Consequences of Violating the Collaboration Policy
(From the University)
“Academic Integrity is the cornerstone of higher education and is central to the ideals of this course and the university. Cheating is strictly prohibited and devalues the degree that you are working on. As a member of the NJIT community, it is your responsibility to protect your educational investment by knowing and following the academic code of integrity policy that is found at: http://www5.njit.edu/policies/sites/policies/files/academic-integrity-code.pdf.

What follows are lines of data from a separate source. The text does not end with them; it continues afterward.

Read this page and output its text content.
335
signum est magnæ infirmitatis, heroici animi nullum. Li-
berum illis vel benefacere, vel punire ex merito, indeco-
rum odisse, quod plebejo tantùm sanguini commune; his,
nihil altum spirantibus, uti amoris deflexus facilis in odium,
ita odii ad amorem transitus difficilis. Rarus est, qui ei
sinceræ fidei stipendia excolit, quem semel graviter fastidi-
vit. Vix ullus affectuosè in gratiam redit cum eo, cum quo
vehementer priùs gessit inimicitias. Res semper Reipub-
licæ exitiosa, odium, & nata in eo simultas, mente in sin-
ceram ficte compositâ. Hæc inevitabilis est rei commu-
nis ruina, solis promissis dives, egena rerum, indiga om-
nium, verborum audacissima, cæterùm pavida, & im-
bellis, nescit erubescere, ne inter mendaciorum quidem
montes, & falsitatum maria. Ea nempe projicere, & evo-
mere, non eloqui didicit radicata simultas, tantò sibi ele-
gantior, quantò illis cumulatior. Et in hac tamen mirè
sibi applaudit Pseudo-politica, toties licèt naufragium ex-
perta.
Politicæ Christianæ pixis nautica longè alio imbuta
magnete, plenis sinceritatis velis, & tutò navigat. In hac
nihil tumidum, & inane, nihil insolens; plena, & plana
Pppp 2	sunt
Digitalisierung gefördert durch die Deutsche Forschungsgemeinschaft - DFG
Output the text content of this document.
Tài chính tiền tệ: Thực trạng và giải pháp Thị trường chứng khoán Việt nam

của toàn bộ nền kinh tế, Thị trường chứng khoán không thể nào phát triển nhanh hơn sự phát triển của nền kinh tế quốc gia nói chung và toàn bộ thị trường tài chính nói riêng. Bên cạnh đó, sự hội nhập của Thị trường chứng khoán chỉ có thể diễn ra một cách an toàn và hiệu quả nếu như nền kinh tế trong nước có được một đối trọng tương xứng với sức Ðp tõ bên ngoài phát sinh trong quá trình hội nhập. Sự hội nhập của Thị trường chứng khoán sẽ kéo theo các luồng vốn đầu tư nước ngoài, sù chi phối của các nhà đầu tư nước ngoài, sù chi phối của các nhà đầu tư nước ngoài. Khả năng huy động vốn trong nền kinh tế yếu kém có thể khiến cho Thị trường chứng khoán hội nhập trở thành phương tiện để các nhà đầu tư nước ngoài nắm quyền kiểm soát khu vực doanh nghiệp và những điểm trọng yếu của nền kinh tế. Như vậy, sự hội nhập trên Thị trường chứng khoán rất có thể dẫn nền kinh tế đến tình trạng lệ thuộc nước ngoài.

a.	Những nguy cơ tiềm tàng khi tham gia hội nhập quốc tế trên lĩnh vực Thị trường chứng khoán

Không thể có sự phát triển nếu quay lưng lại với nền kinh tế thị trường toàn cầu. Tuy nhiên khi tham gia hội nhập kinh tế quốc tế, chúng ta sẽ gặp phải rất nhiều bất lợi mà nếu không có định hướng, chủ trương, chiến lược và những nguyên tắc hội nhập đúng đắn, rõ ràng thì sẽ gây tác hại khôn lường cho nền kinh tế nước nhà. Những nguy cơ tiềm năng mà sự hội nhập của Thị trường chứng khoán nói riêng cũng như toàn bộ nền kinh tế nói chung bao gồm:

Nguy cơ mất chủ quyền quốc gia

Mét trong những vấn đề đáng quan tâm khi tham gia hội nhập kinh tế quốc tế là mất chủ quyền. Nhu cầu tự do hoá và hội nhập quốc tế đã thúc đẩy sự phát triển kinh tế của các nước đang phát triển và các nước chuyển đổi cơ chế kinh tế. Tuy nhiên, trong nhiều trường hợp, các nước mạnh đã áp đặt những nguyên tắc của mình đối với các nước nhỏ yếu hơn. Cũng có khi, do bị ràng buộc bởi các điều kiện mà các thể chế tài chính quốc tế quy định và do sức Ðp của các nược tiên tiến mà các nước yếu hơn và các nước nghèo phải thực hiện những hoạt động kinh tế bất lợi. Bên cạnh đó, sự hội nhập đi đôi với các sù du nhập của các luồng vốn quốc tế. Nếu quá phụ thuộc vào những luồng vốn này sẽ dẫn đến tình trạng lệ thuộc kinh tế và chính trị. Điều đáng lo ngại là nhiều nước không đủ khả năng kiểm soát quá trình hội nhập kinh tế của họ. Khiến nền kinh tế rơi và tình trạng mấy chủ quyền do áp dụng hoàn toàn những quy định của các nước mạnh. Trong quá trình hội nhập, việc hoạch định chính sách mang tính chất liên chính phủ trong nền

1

Please note that it is my professional obligation and responsibility to report any academic misconduct to the Dean of Students Office. Any student found in violation of the code by cheating, plagiarizing or using any online software inappropriately will result in disciplinary action. This may include a failing grade of F, and/or suspension or dismissal from the university. If you have any questions about the code of Academic Integrity, please contact the Dean of Students Office at dos@njit.edu”
Late Policy
PA1, PA2, PA3, and all checkpoint assignments may be submitted late, with an escalating “Fibonacci” penalty for each day beyond the due date. More specifically:
Days Late | Penalty |
---|---|
1 | 2% |
2 | 3% |
3 | 5% |
4 | 8% |
5 | 13% |
6 | 21% |
n | fib(n + 2) % |
“Days Late” is always computed AoE, so if the assignment is due on a Monday and you submit it while it is still Thursday anywhere on Earth (e.g., at 5am Friday in Newark), you will be assessed a 5% penalty (3 days late).
PA4 may not be submitted late, because it is due on the same day as the final exam. After that point, the course is over and I will be computing final grades. No exceptions to this policy will be made.
Research
Your class work might be used for research purposes. For example, we may use anonymized student assignments to design algorithms or build tools to help programmers. Any student who wishes to opt out can contact the instructor or TA to do so after final grades have been issued. This has no impact on your grade in any manner.
Students interested in considering undergraduate research should make an appointment with the professor to talk about it. I am happy to discuss independent study projects, paid research work over the summer, research work for credit, graduate school, or any other research related topic. To make an appointment with the professor, send a calendar invitation at a time when my calendar shows that I’m free during “regular business hours” (roughly 9-5, Monday through Friday). Include enough information in the invite so that I know why you want to talk to me.
Acknowledgments
This course is heavily indebted to Wes Weimer’s courses that I took as an undergraduate: UVa’s CS 4610 and CS 4501. Thanks to Wes for sharing his materials!